Student loans, averaging $35,000, tend to engulf many U.S. citizens as they struggle to keep up with the interest as a result of delaying payments. Student loan debt has increased from $260 billion in 2004 to $1.2 trillion in 2014. Studies say that about 70 percent of students in college leave in debt, and student loans account for 36.8 percent of the total debt for consumers in their twenties. 2.1 million citizens over 60 still have student debt, and as a result, some are having loans deducted from social security checks.
The U.S. government says that the loaner is responsible for timely payments, and that the collection agency can take other actions to obtain the loan payment, whether it be from withholding tax refunds or modifying one’s wages.
Hannah Wheeler works at the front desk at Athens Drive’s library. Wheeler, whom has already graduated college, has experience on student loans. “Student loans can be used for tuition, housing, and sometimes everything. I think it was worth borrowing money for student loans because I have a degree as well as a good paying job. I can pay off my loans,” said Wheeler.

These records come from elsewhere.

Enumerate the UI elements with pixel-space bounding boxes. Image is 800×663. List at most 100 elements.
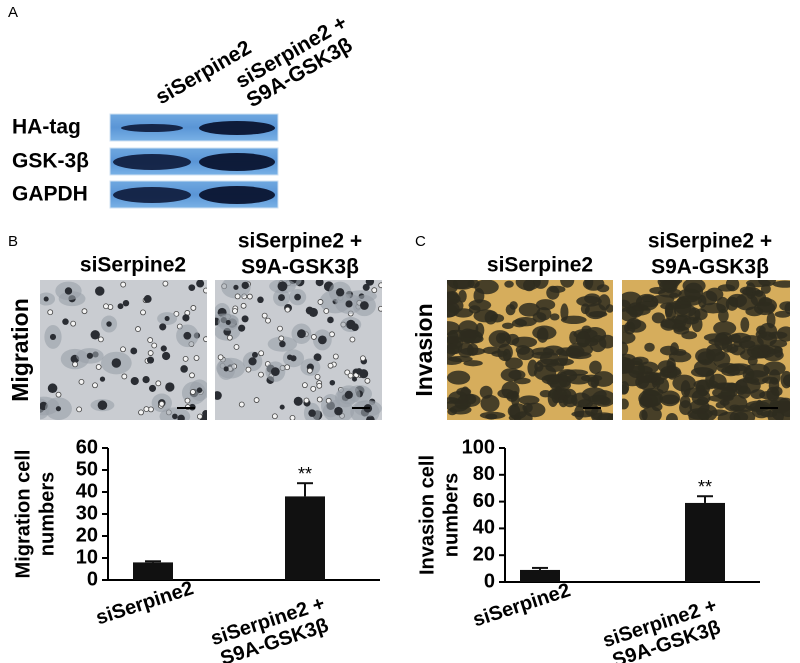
cell-clump [584, 402, 599, 417]
cell-clump [560, 303, 569, 321]
cell-clump [669, 292, 679, 299]
y-tick-label: 0 [484, 570, 495, 592]
y-axis-label-line: Migration cell [12, 450, 34, 579]
bar [685, 502, 725, 582]
cell-clump [597, 413, 613, 420]
image-title-group: siSerpine2 + S9A-GSK3β [648, 230, 772, 279]
cell-clump [495, 332, 506, 344]
pore [92, 382, 98, 389]
cell-clump [757, 331, 777, 347]
cell-clump [447, 301, 460, 318]
pore [323, 308, 330, 314]
y-tick-label: 40 [473, 517, 495, 539]
cell-clump [644, 342, 655, 352]
blot-band [113, 154, 191, 170]
pore [203, 336, 207, 343]
cell-clump [584, 303, 607, 320]
cell-clump [766, 311, 776, 329]
y-tick-label: 20 [76, 524, 98, 546]
cell-clump [668, 300, 692, 309]
cell-clump [763, 361, 786, 376]
cell-clump [500, 368, 522, 382]
cell-nucleus [359, 369, 369, 379]
panel-label: B [8, 233, 18, 250]
cell-nucleus [165, 382, 175, 392]
pore [47, 309, 54, 316]
cell-nucleus [277, 281, 288, 292]
cell-nucleus [225, 319, 231, 325]
cell-clump [740, 317, 750, 333]
cell-nucleus [365, 280, 375, 286]
cell-clump [739, 340, 756, 349]
pore [217, 354, 224, 361]
cell-clump [745, 400, 771, 412]
pore [316, 382, 323, 389]
cell-nucleus [362, 283, 370, 291]
pore [226, 334, 233, 341]
cell-nucleus [162, 351, 171, 361]
cell-clump [697, 351, 714, 366]
y-axis-label-line: Invasion cell [416, 455, 438, 575]
cell-clump [490, 314, 505, 323]
cell-nucleus [366, 415, 375, 420]
cell-nucleus [344, 390, 353, 399]
lane-label-group: siSerpine2 +S9A-GSK3β [232, 11, 357, 112]
y-tick-label: 20 [473, 543, 495, 565]
cell-clump [502, 322, 514, 329]
micrograph-cells [447, 280, 613, 420]
cell-nucleus [142, 375, 150, 384]
pore [377, 305, 382, 312]
pore [147, 337, 154, 343]
pore [120, 281, 127, 288]
cell-clump [447, 343, 460, 355]
cell-nucleus [241, 281, 249, 290]
cell-clump [624, 321, 636, 335]
panel-label: C [415, 233, 426, 250]
x-tick-label-group: siSerpine2 +S9A-GSK3β [600, 595, 723, 663]
cell-clump [622, 384, 629, 395]
cell-clump [505, 304, 516, 316]
y-axis-label: Migration cell numbers [12, 450, 58, 579]
image-title-group: siSerpine2 [487, 254, 593, 277]
pore [238, 401, 245, 408]
blot-row-label: GAPDH [12, 183, 88, 206]
cell-clump [523, 280, 536, 292]
pore [190, 305, 197, 311]
blot-band [199, 186, 275, 204]
cell-clump [773, 346, 783, 358]
cell-clump [713, 321, 737, 336]
cell-clump [598, 334, 613, 349]
pore [72, 361, 78, 368]
pore [143, 406, 150, 412]
cell-nucleus [270, 367, 280, 376]
cell-clump [659, 280, 683, 286]
cell-nucleus [99, 376, 106, 382]
panel-label: A [8, 4, 18, 21]
cell-clump [533, 365, 557, 381]
micrograph [622, 280, 790, 420]
y-axis-label-line: numbers [440, 473, 462, 557]
pore [310, 334, 317, 340]
pore [182, 355, 189, 362]
pore [155, 380, 162, 387]
cell-clump [622, 341, 629, 357]
micrograph [447, 280, 613, 420]
y-axis-label-line: numbers [36, 472, 58, 556]
blot-band [199, 153, 275, 171]
cell-nucleus [315, 280, 324, 287]
cell-clump [549, 285, 566, 293]
cell-clump [744, 370, 770, 385]
cell-clump [506, 390, 519, 402]
cell-nucleus [294, 293, 301, 301]
pore [258, 371, 264, 378]
cell-nucleus [313, 353, 322, 362]
cell-nucleus [143, 295, 152, 303]
cell-nucleus [294, 398, 301, 405]
micrograph-cells [40, 280, 207, 420]
pore [316, 396, 323, 403]
pore [265, 317, 271, 324]
cell-nucleus [130, 376, 139, 386]
cell-nucleus [360, 301, 369, 310]
cell-clump [660, 394, 680, 405]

In 2003, U.S. Marshals arrested citizens in the Minneapolis-St. Paul area for outstanding debts. While ‘debtor’s prisons’, which imprison a person for being unable to pay debts, have been outlawed for about 200 years, the arrests technically came from ignored summons to court. However, since financial crises in the early 2000s, a judge can allow a warrant only if they feel the debtor is willingly holding pay.
Overall, a study from debt.org showed that student loans can make it difficult for citizens to buy daily necessities, affects their ability to make larger purchases, and a larger portion agreed that student loans alone has prevented them from putting off into retirement.
“I think it’s unfair for loaners to add interest to student loans because a lot of people do not get much education about getting involved in loans,” Wheeler said.
With interest, late fees, collection fees and the increasing number of warrants being issued, citizens feel pressured to pay back something they cannot return.